夜勤帯は職員が少なく、記録が命綱になります。申し送りを前提とした時系列記録の例を示します。
夜勤帯の時系列記録例(1利用者・22:00〜6:00)
【利用者】80代女性(要介護3・認知症あり)
- 22:00 消灯、就寝。体位は右側臥位、ベッド柵を設置。
- 1:30 覚醒、トイレへ誘導。自然排尿(少量・淡黄色)、転倒なし。再入眠。
- 3:20 覚醒し食堂へ向かう。声掛けにて再入眠を確認。覚醒は本件のみ。
- 5:00 おむつ確認、尿少量・便なし。皮膚に発赤なし。
- 5:45 覚醒、離床。血圧136/80・脈74・体温36.3℃。気分不良の訴えなし。

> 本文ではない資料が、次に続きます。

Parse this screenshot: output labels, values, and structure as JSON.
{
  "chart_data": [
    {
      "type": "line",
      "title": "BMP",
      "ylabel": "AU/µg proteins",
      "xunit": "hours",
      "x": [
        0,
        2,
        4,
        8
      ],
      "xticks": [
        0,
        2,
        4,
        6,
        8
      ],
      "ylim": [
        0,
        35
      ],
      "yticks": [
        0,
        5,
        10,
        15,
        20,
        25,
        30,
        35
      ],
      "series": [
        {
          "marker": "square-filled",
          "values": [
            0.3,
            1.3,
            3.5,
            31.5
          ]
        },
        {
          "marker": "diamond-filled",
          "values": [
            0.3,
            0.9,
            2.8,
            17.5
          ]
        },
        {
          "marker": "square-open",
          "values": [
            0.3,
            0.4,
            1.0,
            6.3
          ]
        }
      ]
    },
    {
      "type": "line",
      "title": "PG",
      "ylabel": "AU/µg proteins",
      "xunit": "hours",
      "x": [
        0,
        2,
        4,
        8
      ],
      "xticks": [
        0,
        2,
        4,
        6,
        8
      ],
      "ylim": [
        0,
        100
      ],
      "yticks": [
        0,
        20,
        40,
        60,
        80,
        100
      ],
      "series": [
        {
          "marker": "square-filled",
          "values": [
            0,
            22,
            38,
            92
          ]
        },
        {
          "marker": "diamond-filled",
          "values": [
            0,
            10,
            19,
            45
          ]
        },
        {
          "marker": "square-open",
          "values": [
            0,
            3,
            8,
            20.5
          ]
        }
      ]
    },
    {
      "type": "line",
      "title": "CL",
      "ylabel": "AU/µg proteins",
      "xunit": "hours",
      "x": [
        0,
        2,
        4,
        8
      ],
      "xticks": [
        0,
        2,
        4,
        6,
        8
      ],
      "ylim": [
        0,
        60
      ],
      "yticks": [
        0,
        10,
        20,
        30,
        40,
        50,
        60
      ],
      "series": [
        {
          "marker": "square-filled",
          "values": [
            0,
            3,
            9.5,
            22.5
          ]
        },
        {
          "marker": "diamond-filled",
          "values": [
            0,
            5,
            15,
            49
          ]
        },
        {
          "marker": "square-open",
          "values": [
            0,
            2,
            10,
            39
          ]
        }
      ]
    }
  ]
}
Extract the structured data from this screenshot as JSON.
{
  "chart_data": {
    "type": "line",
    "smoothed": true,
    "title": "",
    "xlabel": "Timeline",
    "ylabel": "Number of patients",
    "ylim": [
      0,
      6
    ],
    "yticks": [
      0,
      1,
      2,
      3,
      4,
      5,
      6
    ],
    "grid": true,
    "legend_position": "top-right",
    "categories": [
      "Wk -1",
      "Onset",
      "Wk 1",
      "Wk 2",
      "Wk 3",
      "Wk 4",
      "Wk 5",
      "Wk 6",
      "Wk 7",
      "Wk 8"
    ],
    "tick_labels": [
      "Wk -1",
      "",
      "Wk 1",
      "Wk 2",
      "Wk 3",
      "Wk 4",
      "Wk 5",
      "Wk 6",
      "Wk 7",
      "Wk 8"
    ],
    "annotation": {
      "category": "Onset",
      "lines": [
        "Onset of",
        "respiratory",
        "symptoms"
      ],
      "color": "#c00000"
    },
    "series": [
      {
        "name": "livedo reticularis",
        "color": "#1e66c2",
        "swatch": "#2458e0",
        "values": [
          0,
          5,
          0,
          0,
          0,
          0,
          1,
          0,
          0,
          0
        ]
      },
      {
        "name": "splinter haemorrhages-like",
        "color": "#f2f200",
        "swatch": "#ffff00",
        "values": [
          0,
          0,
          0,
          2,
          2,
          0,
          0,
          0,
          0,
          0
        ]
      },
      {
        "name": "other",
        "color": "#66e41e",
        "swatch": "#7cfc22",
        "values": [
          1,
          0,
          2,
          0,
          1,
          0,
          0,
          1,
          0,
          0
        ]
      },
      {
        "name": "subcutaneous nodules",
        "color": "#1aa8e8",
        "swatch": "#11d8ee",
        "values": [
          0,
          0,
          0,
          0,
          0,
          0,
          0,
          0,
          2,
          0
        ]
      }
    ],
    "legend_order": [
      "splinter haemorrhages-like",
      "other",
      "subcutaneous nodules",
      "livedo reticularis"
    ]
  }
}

- 6:00 朝食準備開始。申し送り事項:覚醒2回・排泄1回・異常所見なし。
夜勤申し送りの要点(テンプレ)
申し送りでは次の5点を簡潔に伝えます。詳細な申し送り手法は看護師への申し送りで解説しています。
- 覚醒・不穏:回数・時間帯・対応
- 排泄:回数・性状・失禁の有無
- バイタル:異常値の有無と対応
- ヒヤリハット:有無と概要(詳細は別記事「ヒヤリハット報告書の書き方」)
- 引き継ぎ事項:日勤へ確認依頼する項目
まとめ|例文を現場の自施設に合わせて活用する
本記事では介護記録の例文を5大場面×30パターンで整理しました。要点を振り返ります。
- 5大場面の網羅:食事・排泄・入浴・移動・認知症(BPSD)を6状況ずつ展開しました。

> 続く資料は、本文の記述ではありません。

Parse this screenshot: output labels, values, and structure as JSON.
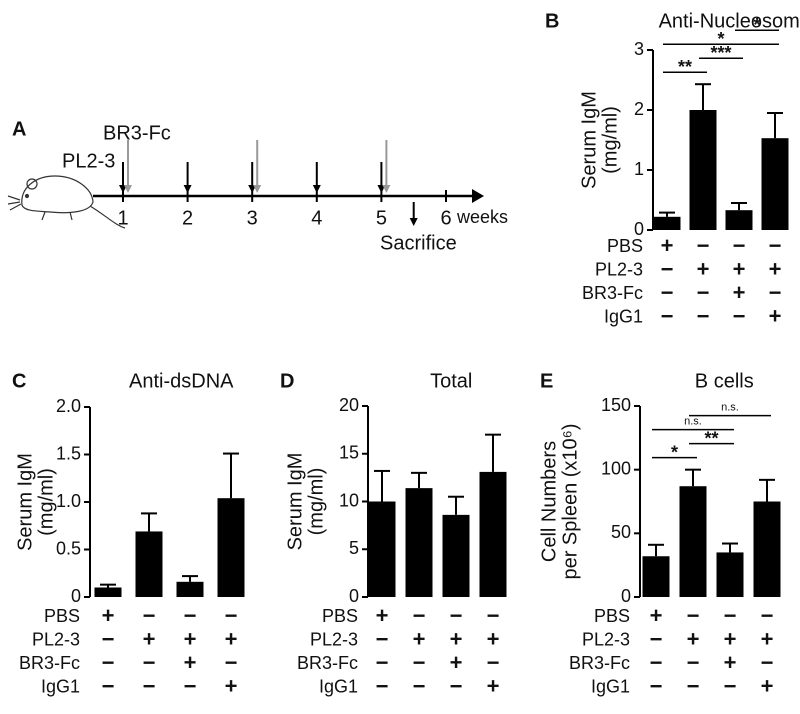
{
  "timeline": {
    "panel": "A",
    "unit": "weeks",
    "ticks": [
      "1",
      "2",
      "3",
      "4",
      "5",
      "6"
    ],
    "treatments": [
      {
        "name": "PL2-3",
        "color": "#000000",
        "weeks": [
          1,
          2,
          3,
          4,
          5
        ]
      },
      {
        "name": "BR3-Fc",
        "color": "#999999",
        "weeks": [
          1,
          3,
          5
        ]
      }
    ],
    "endpoint": {
      "label": "Sacrifice",
      "week": 5.5
    }
  },
  "chart_data": [
    {
      "type": "bar",
      "panel": "B",
      "title": "Anti-Nucleosome",
      "ylabel": [
        "Serum IgM",
        "(mg/ml)"
      ],
      "color": "#000000",
      "values": [
        0.22,
        2.0,
        0.33,
        1.53
      ],
      "errors": [
        0.07,
        0.43,
        0.12,
        0.42
      ],
      "ylim": [
        0,
        3
      ],
      "yticks": [
        0,
        1,
        2,
        3
      ],
      "conditions": [
        {
          "name": "PBS",
          "marks": [
            "+",
            "−",
            "−",
            "−"
          ]
        },
        {
          "name": "PL2-3",
          "marks": [
            "−",
            "+",
            "+",
            "+"
          ]
        },
        {
          "name": "BR3-Fc",
          "marks": [
            "−",
            "−",
            "+",
            "−"
          ]
        },
        {
          "name": "IgG1",
          "marks": [
            "−",
            "−",
            "−",
            "+"
          ]
        }
      ],
      "significance": [
        {
          "between": [
            0,
            1
          ],
          "label": "**"
        },
        {
          "between": [
            1,
            2
          ],
          "label": "***"
        },
        {
          "between": [
            0,
            3
          ],
          "label": "*"
        },
        {
          "between": [
            2,
            3
          ],
          "label": "*"
        }
      ]
    },
    {
      "type": "bar",
      "panel": "C",
      "title": "Anti-dsDNA",
      "ylabel": [
        "Serum IgM",
        "(mg/ml)"
      ],
      "color": "#000000",
      "values": [
        0.1,
        0.69,
        0.16,
        1.04
      ],
      "errors": [
        0.03,
        0.19,
        0.06,
        0.47
      ],
      "ylim": [
        0,
        2
      ],
      "yticks": [
        0,
        0.5,
        {
          "value": 1,
          "label": "1.0"
        },
        1.5,
        {
          "value": 2,
          "label": "2.0"
        }
      ],
      "conditions": [
        {
          "name": "PBS",
          "marks": [
            "+",
            "−",
            "−",
            "−"
          ]
        },
        {
          "name": "PL2-3",
          "marks": [
            "−",
            "+",
            "+",
            "+"
          ]
        },
        {
          "name": "BR3-Fc",
          "marks": [
            "−",
            "−",
            "+",
            "−"
          ]
        },
        {
          "name": "IgG1",
          "marks": [
            "−",
            "−",
            "−",
            "+"
          ]
        }
      ],
      "significance": []
    },
    {
      "type": "bar",
      "panel": "D",
      "title": "Total",
      "ylabel": [
        "Serum IgM",
        "(mg/ml)"
      ],
      "color": "#000000",
      "values": [
        10,
        11.4,
        8.6,
        13.1
      ],
      "errors": [
        3.2,
        1.6,
        1.9,
        3.9
      ],
      "ylim": [
        0,
        20
      ],
      "yticks": [
        0,
        5,
        10,
        15,
        20
      ],
      "conditions": [
        {
          "name": "PBS",
          "marks": [
            "+",
            "−",
            "−",
            "−"
          ]
        },
        {
          "name": "PL2-3",
          "marks": [
            "−",
            "+",
            "+",
            "+"
          ]
        },
        {
          "name": "BR3-Fc",
          "marks": [
            "−",
            "−",
            "+",
            "−"
          ]
        },
        {
          "name": "IgG1",
          "marks": [
            "−",
            "−",
            "−",
            "+"
          ]
        }
      ],
      "significance": []
    },
    {
      "type": "bar",
      "panel": "E",
      "title": "B cells",
      "ylabel": [
        "Cell Numbers",
        "per Spleen (x10⁶)"
      ],
      "color": "#000000",
      "values": [
        32,
        87,
        35,
        75
      ],
      "errors": [
        9,
        13,
        7,
        17
      ],
      "ylim": [
        0,
        150
      ],
      "yticks": [
        0,
        50,
        100,
        150
      ],
      "conditions": [
        {
          "name": "PBS",
          "marks": [
            "+",
            "−",
            "−",
            "−"
          ]
        },
        {
          "name": "PL2-3",
          "marks": [
            "−",
            "+",
            "+",
            "+"
          ]
        },
        {
          "name": "BR3-Fc",
          "marks": [
            "−",
            "−",
            "+",
            "−"
          ]
        },
        {
          "name": "IgG1",
          "marks": [
            "−",
            "−",
            "−",
            "+"
          ]
        }
      ],
      "significance": [
        {
          "between": [
            0,
            1
          ],
          "label": "*"
        },
        {
          "between": [
            1,
            2
          ],
          "label": "**"
        },
        {
          "between": [
            0,
            2
          ],
          "label": "n.s."
        },
        {
          "between": [
            1,
            3
          ],
          "label": "n.s."
        }
      ]
    }
  ]
}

- 介助レベル別の例文:全介助・一部介助・自助具使用・拒否など状況別に具体例を示しました。
- NG→OK対比:主観語を数値・観察事実に言い換える10パターンを収録しました。
- 夜勤帯の時系列:申し送り前提で再現性の高い記録例を提示しました。
例文はあくまで雛形です。ご自身の施設の様式・方針・利用者像に合わせて、数値と所見を差し替えてご活用ください。書き方の基本原則(5W1H・一文一義・法令根拠)は介護記録の書き方完全ガイドへ、記入用ひな形(Excel/PDF/チェック式)は介護記録テンプレート完全ガイドへ、介護記録の全体像は総合ガイド介護記録で展開しています。